Tuesday, August 19, 2008

Mary's Eulogy

To borrow a line from EB White and his classic Charlotte’s Web, “It is not often that someone comes along who is a true friend and a good writer. Valjean was both.”

She was my friend, but when I first met her I was looking for a writer. Denise Zaccardi gave me her name, and she showed up in my office, this classy, feisty, brainy, beautiful woman. She wrote a piece for me called “Sustainable Manufacturing,” back in 1988 when nobody had ever heard the word “sustainable.” She told me later that she had no idea what we were talking about, but she was a pro, she could write anything she put her mind to.

She wrote all kinds of things, in her near-forty years as a writer: children’s books, marketing copy, radio scripts, reports for nonprofits with complicated names like Center for Neighborhood Technology and even more complicated agendas that she managed to explain in simple, compelling terms.

Much of her best work she did in partnership with the wonderful designer Kym Abrams. Every so often, I would find on my desk a book with a bold fresh look, arresting copy, and clear compelling messages, and I would think: Valjean and Kym, at it again, and find their credits on the inside back cover.

Her writing was like the woman herself: smart, stylish, no-nonsense, spare, honest, clean, beautiful. It’s hard work; she made it look easy.

So from that initial work together we became friends, and later almost like sisters. We shared that old Catholic background, and she came to church with me sometimes, here at St Gertrude’s, or other places. Like many people here, and in Africa, and elsewhere, I became part of her circle, and she became part of my family, attending my children’s weddings, visiting my mother, welcoming my granddaughter.

Three summers ago, she and I took a trip to Ireland, in search of her own family, the family her father James McLenighan left behind when he emigrated to America as a little boy. It was a magical trip, and I suspect she has told most of you the stories. She found the township where the McLenighans came from; she found the church where her grandparents were married, the graves of distant cousins, the records of the land they farmed. Most important, she found a whole new set of friends and family, and became part of their lives. That same gift of friendship she shared with all of us, and with the family in Africa, and with people all over this country, she brought back to the Irish countryside her father had left a century before.
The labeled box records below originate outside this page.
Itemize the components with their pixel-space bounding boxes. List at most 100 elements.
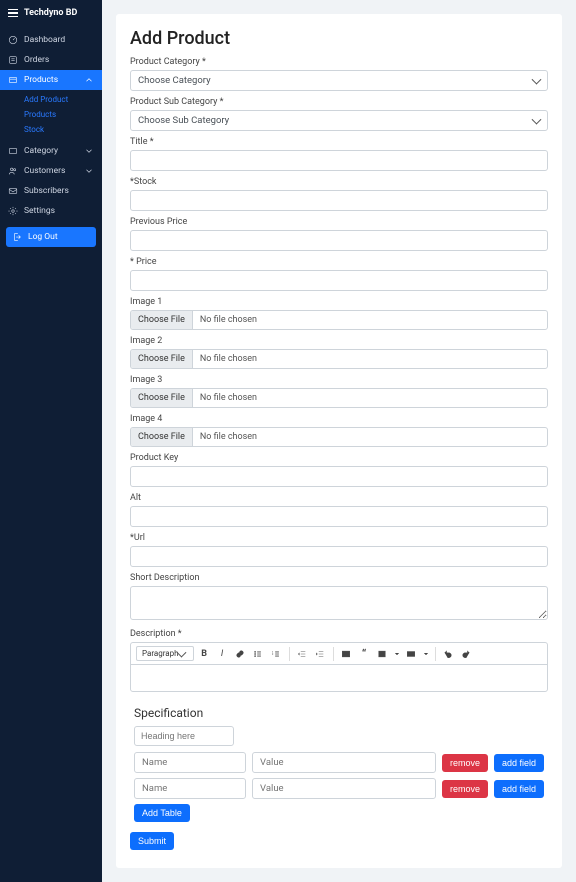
svg-text:2: 2: [272, 652, 274, 655]
sidebar-item-products[interactable]: Products: [0, 70, 102, 90]
table-icon[interactable]: [375, 646, 390, 661]
redo-icon[interactable]: [459, 646, 474, 661]
settings-icon: [8, 206, 18, 216]
chevron-down-icon[interactable]: [393, 646, 401, 661]
title-input[interactable]: [130, 150, 548, 171]
form-card: Add Product Product Category * Choose Ca…: [116, 14, 562, 868]
prev-price-input[interactable]: [130, 230, 548, 251]
image3-file-input[interactable]: Choose File No file chosen: [130, 388, 548, 408]
alt-input[interactable]: [130, 506, 548, 527]
label-description: Description *: [130, 629, 548, 639]
logout-button[interactable]: Log Out: [6, 227, 96, 247]
nav: Dashboard Orders Products Add Product Pr…: [0, 26, 102, 257]
choose-file-button[interactable]: Choose File: [131, 428, 193, 446]
subcategory-select[interactable]: Choose Sub Category: [130, 110, 548, 131]
label-image1: Image 1: [130, 297, 548, 307]
editor-body[interactable]: [131, 665, 547, 691]
submenu-stock[interactable]: Stock: [0, 122, 102, 137]
indent-icon[interactable]: [313, 646, 328, 661]
chevron-down-icon: [84, 146, 94, 156]
menu-toggle-icon[interactable]: [8, 9, 18, 18]
remove-button[interactable]: remove: [442, 780, 488, 798]
submenu-add-product[interactable]: Add Product: [0, 92, 102, 107]
url-input[interactable]: [130, 546, 548, 567]
category-select[interactable]: Choose Category: [130, 70, 548, 91]
editor-toolbar: Paragraph B I 12 “: [131, 643, 547, 665]
label-title: Title *: [130, 137, 548, 147]
products-submenu: Add Product Products Stock: [0, 90, 102, 141]
label-category: Product Category *: [130, 57, 548, 67]
chevron-up-icon: [84, 75, 94, 85]
products-icon: [8, 75, 18, 85]
spec-heading-input[interactable]: [134, 726, 234, 746]
label-url: *Url: [130, 533, 548, 543]
sidebar-item-label: Customers: [24, 166, 65, 176]
customers-icon: [8, 166, 18, 176]
sidebar-item-label: Products: [24, 75, 58, 85]
label-image4: Image 4: [130, 414, 548, 424]
stock-input[interactable]: [130, 190, 548, 211]
format-select[interactable]: Paragraph: [142, 649, 179, 658]
image1-file-input[interactable]: Choose File No file chosen: [130, 310, 548, 330]
sidebar-item-label: Settings: [24, 206, 55, 216]
spec-name-input[interactable]: [134, 752, 246, 773]
price-input[interactable]: [130, 270, 548, 291]
sidebar-item-label: Dashboard: [24, 35, 65, 45]
label-alt: Alt: [130, 493, 548, 503]
file-status-text: No file chosen: [193, 311, 264, 329]
label-subcategory: Product Sub Category *: [130, 97, 548, 107]
outdent-icon[interactable]: [295, 646, 310, 661]
label-image2: Image 2: [130, 336, 548, 346]
chevron-down-icon: [84, 166, 94, 176]
sidebar-item-dashboard[interactable]: Dashboard: [0, 30, 102, 50]
sidebar-item-orders[interactable]: Orders: [0, 50, 102, 70]
add-table-button[interactable]: Add Table: [134, 804, 190, 822]
rich-editor: Paragraph B I 12 “: [130, 642, 548, 692]
add-field-button[interactable]: add field: [494, 754, 544, 772]
image-icon[interactable]: [339, 646, 354, 661]
label-image3: Image 3: [130, 375, 548, 385]
choose-file-button[interactable]: Choose File: [131, 311, 193, 329]
label-short-desc: Short Description: [130, 573, 548, 583]
image4-file-input[interactable]: Choose File No file chosen: [130, 427, 548, 447]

As she became sick, she used her writing, that wonderful blog, to share with her friends and family what she was going through: her hopes, her determination, her pain, her acceptance, her love.

A few days after her death, I got a call John McLarnan, Valjean’s great friend over in Ireland, who celebrated his 94th birthday last Wednesday and whom Valjean and I had planned to visit next week. His words speak for me and I know for all of us: “When you’ve been given a gift, you have to say thank you. And it was a gift to have known her.” Thank you, Valjean.

~ Mary O'Connell

1 comment:

Anonymous said...

Thank you all for writing and posting these beautiful eulogies. For those of us who could not be present the day you gave them in church, it is really a gift to learn what was said. I have learned new things about my old friend.